Stefania a raison : tant qu’on n’est pas mort, on ne peut pas savoir ce que c’est.
C’est impossible à décrire avec des mots. Pourtant je vais tenter de vous faire partager ces émotions telles que je les ai ressenties. Soyez conscient cependant (si vous n’êtes jamais mort précédemment) que mes paroles ne feront qu’effleurer la réalité.
Certaines sensations sont indicibles et ces sensations, je les ai toutes ressenties ce jour-là, ce jour où je suis parti pour essayer de sauver ma femme avant qu’elle ne soit happée par ce Continent Ultime que j’avais tant et tant étudié.
Une fois pressé le bouton de décollage, ma première impression est qu’il ne se passe rien. Mais alors, strictement rien. J’ai même envie de me lever pour annoncer à la ronde que l’expérience a raté et qu’il faut tenter autre chose. J’hésite, de crainte de me ridiculiser, et je décide de patienter cinq minutes au cas où un événement se produirait enfin. Moi, je suis un novice, mais les autres savent. S’ils ne bougent pas, c’est que tout est normal.
Je bâille. Sans doute l’effet des anesthésiants qui me donne l’impression d’être un peu saoul.
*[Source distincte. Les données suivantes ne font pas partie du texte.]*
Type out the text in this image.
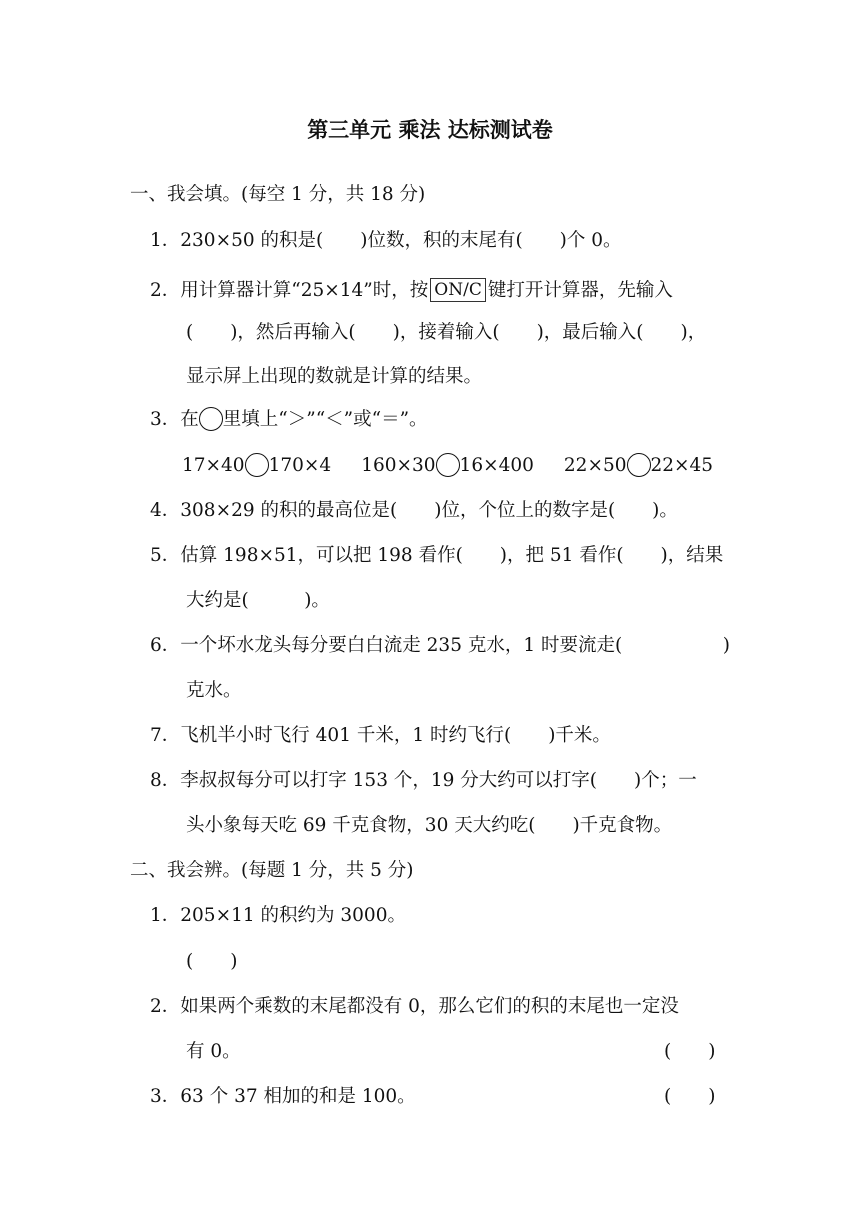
第三单元 乘法 达标测试卷
一、我会填。(每空 1 分，共 18 分)
1．230×50 的积是(　　)位数，积的末尾有(　　)个 0。
2．用计算器计算“25×14”时，按 ON/C 键打开计算器，先输入
(　　)，然后再输入(　　)，接着输入(　　)，最后输入(　　)，
显示屏上出现的数就是计算的结果。
3．在 里填上“＞”“＜”或“＝”。
17×40 170×4 160×30 16×400 22×50 22×45
4．308×29 的积的最高位是(　　)位，个位上的数字是(　　)。
5．估算 198×51，可以把 198 看作(　　)，把 51 看作(　　)，结果
大约是(　　　)。
6．一个坏水龙头每分要白白流走 235 克水，1 时要流走(	)
克水。
7．飞机半小时飞行 401 千米，1 时约飞行(　　)千米。
8．李叔叔每分可以打字 153 个，19 分大约可以打字(　　)个；一
头小象每天吃 69 千克食物，30 天大约吃(　　)千克食物。
二、我会辨。(每题 1 分，共 5 分)
1．205×11 的积约为 3000。
(　　)
2．如果两个乘数的末尾都没有 0，那么它们的积的末尾也一定没
有 0。	(　　)
3．63 个 37 相加的和是 100。	(　　)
La tête me tourne. Je m’attache à garder mon dos bien droit comme le conseille sempiternellement Stefania.
Ma dernière pensée consciente est pour Rose et je me répète que je dois la sauver. Maintenant, je sais que je vais mourir. Un souvenir me revient. J’étais encore tout petit et c’était la première fois que je montais sur un grand-huit. Au départ, le chariot gravit lentement la pente. Une fois qu’on se trouve au sommet, on se dit qu’on ferait mieux d’être ailleurs et qu’il faut descendre avant qu’il ne soit trop tard. Déjà, cependant, le chariot se précipite en avant, des filles hurlent de terreur ou de joie, et on ferme les yeux en priant pour que cette torture cesse au plus vite. Elle ne cesse pas. On est emporté à droite, puis immédiatement ramené à gauche, loopings la tête en bas, on est à deux doigts de tomber dans le vide et on se dit que le pire, c’est qu’on a payé pour souffrir tant d’effrois !
Bon, donc, je m’endors doucement. Je me sens léger. Très léger. J’ai l’impression que, si je le voulais, je pourrais flotter comme une plume, et je constate qu’en effet… je flotte comme une plume ! Du moins, une partie de mon corps s’y efforce, comme si l’autre, instinctivement, refusait de quitter la vie. J’ai beau aimer Rose de tout mon cœur, la mort m’effraye terriblement. Je n’ai pas envie de quitter comme ça mon appartement, mon quartier, mon bistrot, mes amis.
Encore que mes amis, et surtout mon principal ami, soient tous là, m’accompagnant dans cette terrible épreuve.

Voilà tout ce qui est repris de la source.